Ingeborg gave her boss a sharp look. She would never entirely fathom his deviousness.

Mrs. Halliday produced her house key and let them in. “I can’t let you into his workshop. That’s where he spends most of his time, but it’s private, like.”

“I remember. You called it his holy of holies.”

“I’ve never so much as flicked a duster in there.”

“We don’t need to go in,” he said in all honesty.

“Where shall we start, then? I showed you the library, didn’t I?”

“With the rolling ladders. Yes. Where does he go when he isn’t in there or the workshop?”

“His bedroom. He’s got an enormous telly in there and a phone.”

“We’ll start there. We may find some object that will trigger his memory when I take it to the hospital.”

She led them upstairs, talking as she went. “Even when Trixie was alive they had their own bedrooms. He suffers from insomnia, you see. He likes to get up in the night and turn on the TV.”
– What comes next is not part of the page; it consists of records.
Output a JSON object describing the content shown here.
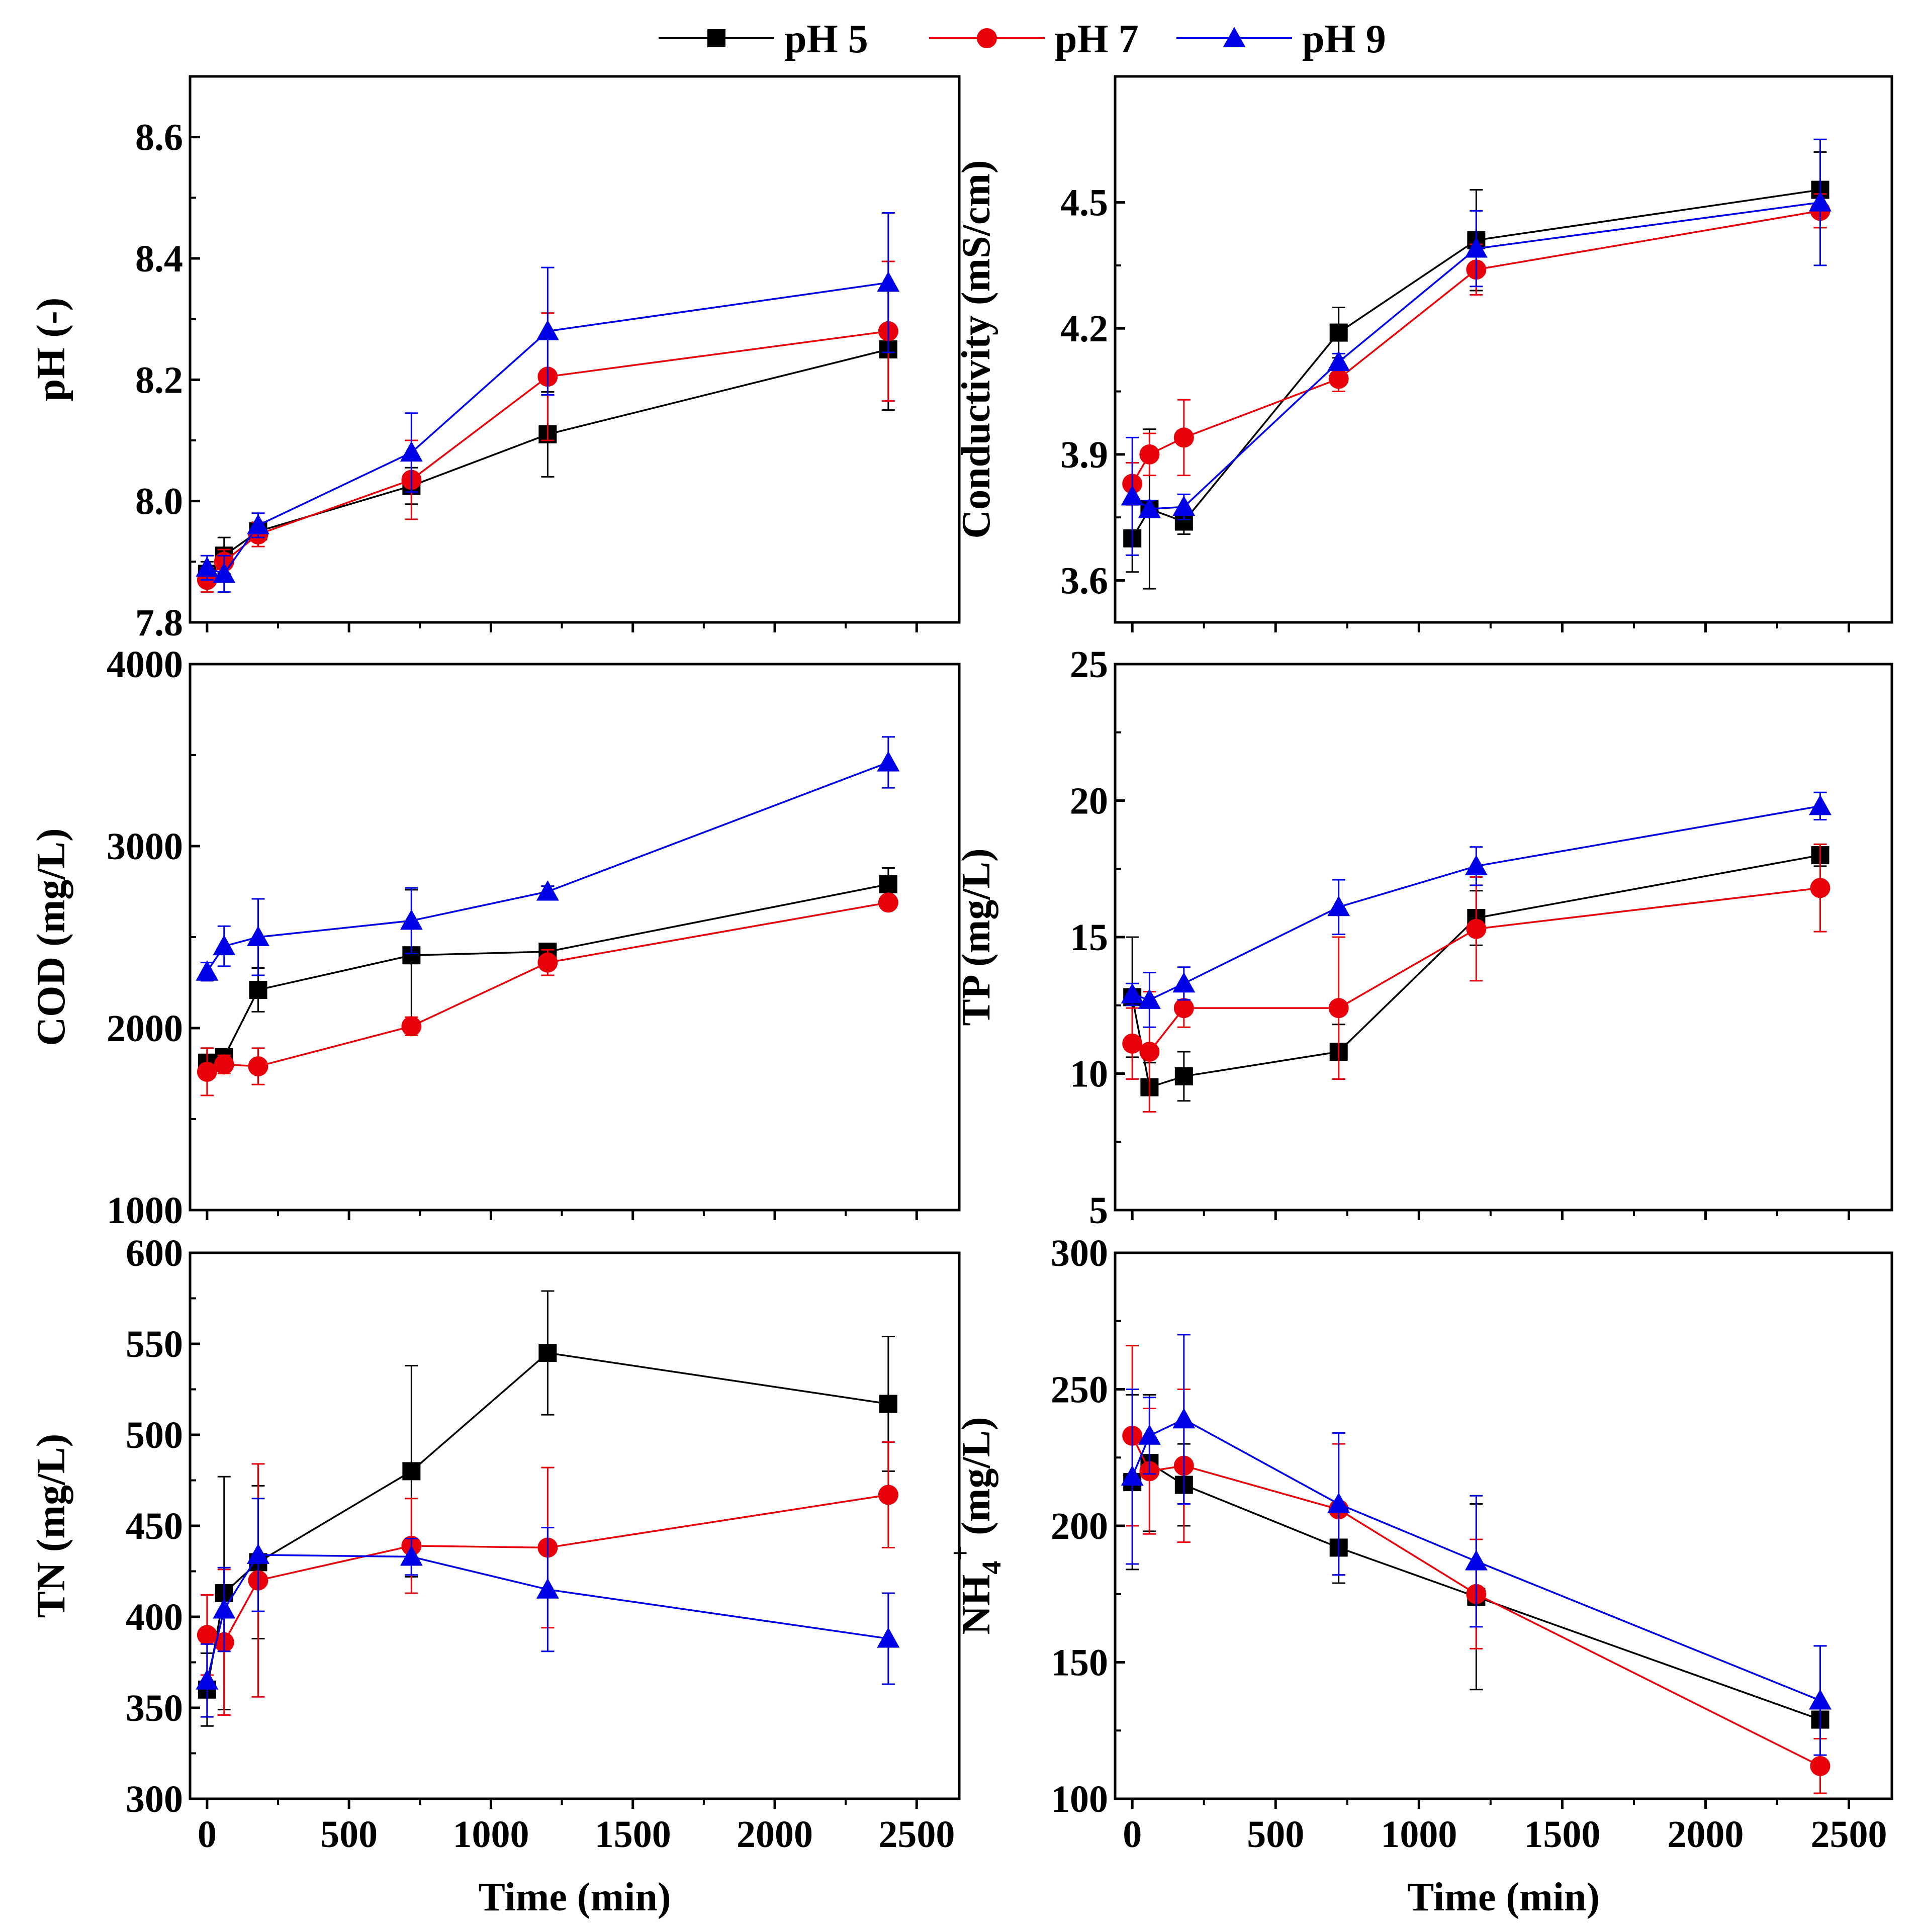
{
  "chart_data": {
    "type": "line",
    "legend": {
      "position": "top-center",
      "entries": [
        {
          "name": "pH 5",
          "color": "#000000",
          "marker": "square"
        },
        {
          "name": "pH 7",
          "color": "#e8000b",
          "marker": "circle"
        },
        {
          "name": "pH 9",
          "color": "#0000e6",
          "marker": "triangle"
        }
      ]
    },
    "x": [
      0,
      60,
      180,
      720,
      1200,
      2400
    ],
    "panels": [
      {
        "id": "ph",
        "ylabel": "pH (-)",
        "xlabel": "",
        "xlim": [
          -60,
          2650
        ],
        "ylim": [
          7.8,
          8.7
        ],
        "yticks": [
          7.8,
          8.0,
          8.2,
          8.4,
          8.6
        ],
        "ytick_labels": [
          "7.8",
          "8.0",
          "8.2",
          "8.4",
          "8.6"
        ],
        "xticks": [
          0,
          500,
          1000,
          1500,
          2000,
          2500
        ],
        "xtick_labels": [],
        "series": [
          {
            "name": "pH 5",
            "values": [
              7.88,
              7.91,
              7.95,
              8.025,
              8.11,
              8.25
            ],
            "errors": [
              0.02,
              0.03,
              0.015,
              0.03,
              0.07,
              0.1
            ]
          },
          {
            "name": "pH 7",
            "values": [
              7.87,
              7.9,
              7.945,
              8.035,
              8.205,
              8.28
            ],
            "errors": [
              0.02,
              0.02,
              0.02,
              0.065,
              0.105,
              0.115
            ]
          },
          {
            "name": "pH 9",
            "values": [
              7.89,
              7.88,
              7.96,
              8.08,
              8.28,
              8.36
            ],
            "errors": [
              0.02,
              0.03,
              0.02,
              0.065,
              0.105,
              0.115
            ]
          }
        ]
      },
      {
        "id": "conductivity",
        "ylabel": "Conductivity (mS/cm)",
        "xlabel": "",
        "xlim": [
          -60,
          2650
        ],
        "ylim": [
          3.5,
          4.8
        ],
        "yticks": [
          3.6,
          3.9,
          4.2,
          4.5
        ],
        "ytick_labels": [
          "3.6",
          "3.9",
          "4.2",
          "4.5"
        ],
        "xticks": [
          0,
          500,
          1000,
          1500,
          2000,
          2500
        ],
        "xtick_labels": [],
        "series": [
          {
            "name": "pH 5",
            "values": [
              3.7,
              3.77,
              3.74,
              4.19,
              4.41,
              4.53
            ],
            "errors": [
              0.08,
              0.19,
              0.03,
              0.06,
              0.12,
              0.09
            ]
          },
          {
            "name": "pH 7",
            "values": [
              3.83,
              3.9,
              3.94,
              4.08,
              4.34,
              4.48
            ],
            "errors": [
              0.05,
              0.05,
              0.09,
              0.03,
              0.06,
              0.04
            ]
          },
          {
            "name": "pH 9",
            "values": [
              3.8,
              3.77,
              3.775,
              4.12,
              4.39,
              4.5
            ],
            "errors": [
              0.14,
              0.02,
              0.03,
              0.02,
              0.09,
              0.15
            ]
          }
        ]
      },
      {
        "id": "cod",
        "ylabel": "COD (mg/L)",
        "xlabel": "",
        "xlim": [
          -60,
          2650
        ],
        "ylim": [
          1000,
          4000
        ],
        "yticks": [
          1000,
          2000,
          3000,
          4000
        ],
        "ytick_labels": [
          "1000",
          "2000",
          "3000",
          "4000"
        ],
        "xticks": [
          0,
          500,
          1000,
          1500,
          2000,
          2500
        ],
        "xtick_labels": [],
        "series": [
          {
            "name": "pH 5",
            "values": [
              1810,
              1840,
              2210,
              2400,
              2420,
              2790
            ],
            "errors": [
              80,
              40,
              120,
              360,
              20,
              90
            ]
          },
          {
            "name": "pH 7",
            "values": [
              1760,
              1800,
              1790,
              2010,
              2360,
              2690
            ],
            "errors": [
              130,
              50,
              100,
              50,
              70,
              20
            ]
          },
          {
            "name": "pH 9",
            "values": [
              2310,
              2450,
              2500,
              2590,
              2750,
              3460
            ],
            "errors": [
              50,
              110,
              210,
              180,
              30,
              140
            ]
          }
        ]
      },
      {
        "id": "tp",
        "ylabel": "TP (mg/L)",
        "xlabel": "",
        "xlim": [
          -60,
          2650
        ],
        "ylim": [
          5,
          25
        ],
        "yticks": [
          5,
          10,
          15,
          20,
          25
        ],
        "ytick_labels": [
          "5",
          "10",
          "15",
          "20",
          "25"
        ],
        "xticks": [
          0,
          500,
          1000,
          1500,
          2000,
          2500
        ],
        "xtick_labels": [],
        "series": [
          {
            "name": "pH 5",
            "values": [
              12.8,
              9.5,
              9.9,
              10.8,
              15.7,
              18.0
            ],
            "errors": [
              2.2,
              0.9,
              0.9,
              1.0,
              1.0,
              0.4
            ]
          },
          {
            "name": "pH 7",
            "values": [
              11.1,
              10.8,
              12.4,
              12.4,
              15.3,
              16.8
            ],
            "errors": [
              1.3,
              2.2,
              0.7,
              2.6,
              1.9,
              1.6
            ]
          },
          {
            "name": "pH 9",
            "values": [
              12.9,
              12.7,
              13.3,
              16.1,
              17.6,
              19.8
            ],
            "errors": [
              0.4,
              1.0,
              0.6,
              1.0,
              0.7,
              0.5
            ]
          }
        ]
      },
      {
        "id": "tn",
        "ylabel": "TN (mg/L)",
        "xlabel": "Time (min)",
        "xlim": [
          -60,
          2650
        ],
        "ylim": [
          300,
          600
        ],
        "yticks": [
          300,
          350,
          400,
          450,
          500,
          550,
          600
        ],
        "ytick_labels": [
          "300",
          "350",
          "400",
          "450",
          "500",
          "550",
          "600"
        ],
        "xticks": [
          0,
          500,
          1000,
          1500,
          2000,
          2500
        ],
        "xtick_labels": [
          "0",
          "500",
          "1000",
          "1500",
          "2000",
          "2500"
        ],
        "series": [
          {
            "name": "pH 5",
            "values": [
              360,
              413,
              430,
              480,
              545,
              517
            ],
            "errors": [
              20,
              64,
              42,
              58,
              34,
              37
            ]
          },
          {
            "name": "pH 7",
            "values": [
              390,
              386,
              420,
              439,
              438,
              467
            ],
            "errors": [
              22,
              40,
              64,
              26,
              44,
              29
            ]
          },
          {
            "name": "pH 9",
            "values": [
              365,
              404,
              434,
              433,
              415,
              388
            ],
            "errors": [
              20,
              23,
              31,
              10,
              34,
              25
            ]
          }
        ]
      },
      {
        "id": "nh4",
        "ylabel": "NH4+ (mg/L)",
        "xlabel": "Time (min)",
        "xlim": [
          -60,
          2650
        ],
        "ylim": [
          100,
          300
        ],
        "yticks": [
          100,
          150,
          200,
          250,
          300
        ],
        "ytick_labels": [
          "100",
          "150",
          "200",
          "250",
          "300"
        ],
        "xticks": [
          0,
          500,
          1000,
          1500,
          2000,
          2500
        ],
        "xtick_labels": [
          "0",
          "500",
          "1000",
          "1500",
          "2000",
          "2500"
        ],
        "series": [
          {
            "name": "pH 5",
            "values": [
              216,
              223,
              215,
              192,
              174,
              129
            ],
            "errors": [
              32,
              25,
              15,
              13,
              34,
              27
            ]
          },
          {
            "name": "pH 7",
            "values": [
              233,
              220,
              222,
              206,
              175,
              112
            ],
            "errors": [
              33,
              23,
              28,
              24,
              20,
              10
            ]
          },
          {
            "name": "pH 9",
            "values": [
              218,
              233,
              239,
              208,
              187,
              136
            ],
            "errors": [
              32,
              14,
              31,
              26,
              24,
              20
            ]
          }
        ]
      }
    ]
  }
}
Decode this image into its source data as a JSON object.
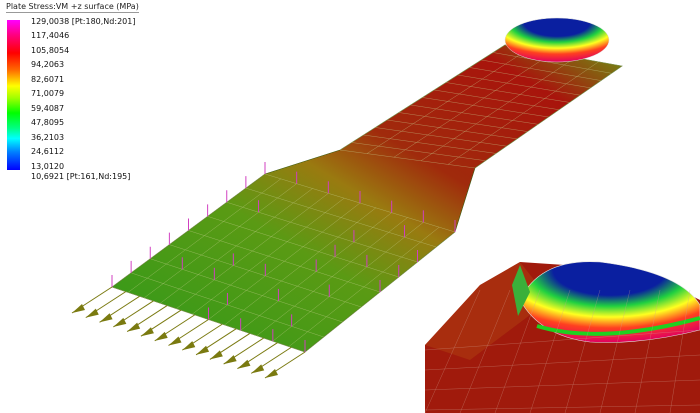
{
  "legend": {
    "title": "Plate Stress:VM +z surface  (MPa)",
    "max_label": "129,0038 [Pt:180,Nd:201]",
    "values": [
      "117,4046",
      "105,8054",
      "94,2063",
      "82,6071",
      "71,0079",
      "59,4087",
      "47,8095",
      "36,2103",
      "24,6112",
      "13,0120"
    ],
    "min_label": "10,6921 [Pt:161,Nd:195]",
    "colors": [
      "#ff00ff",
      "#ff0000",
      "#ffff00",
      "#00ff00",
      "#00ffff",
      "#0000ff"
    ]
  },
  "model": {
    "plate_colors": {
      "low": "#2f9a1a",
      "mid": "#8c8a10",
      "high": "#a8140c",
      "dome": "#0a1fa0"
    },
    "load_arrow_color": "#7a7a10",
    "support_color": "#d040c0"
  }
}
“Does he have any favourite programmes?” Ingeborg asked.

“Anything to do with trains, I expect. Sometimes they show old films at night, don’t they?”

“Murder on the Orient Express?”

“That would appeal to him, yes.”

“Brief Encounter?” Diamond said. His preference was always for the older films.

“Beautiful,” Mrs. Halliday said. “I weep buckets each time I watch it.”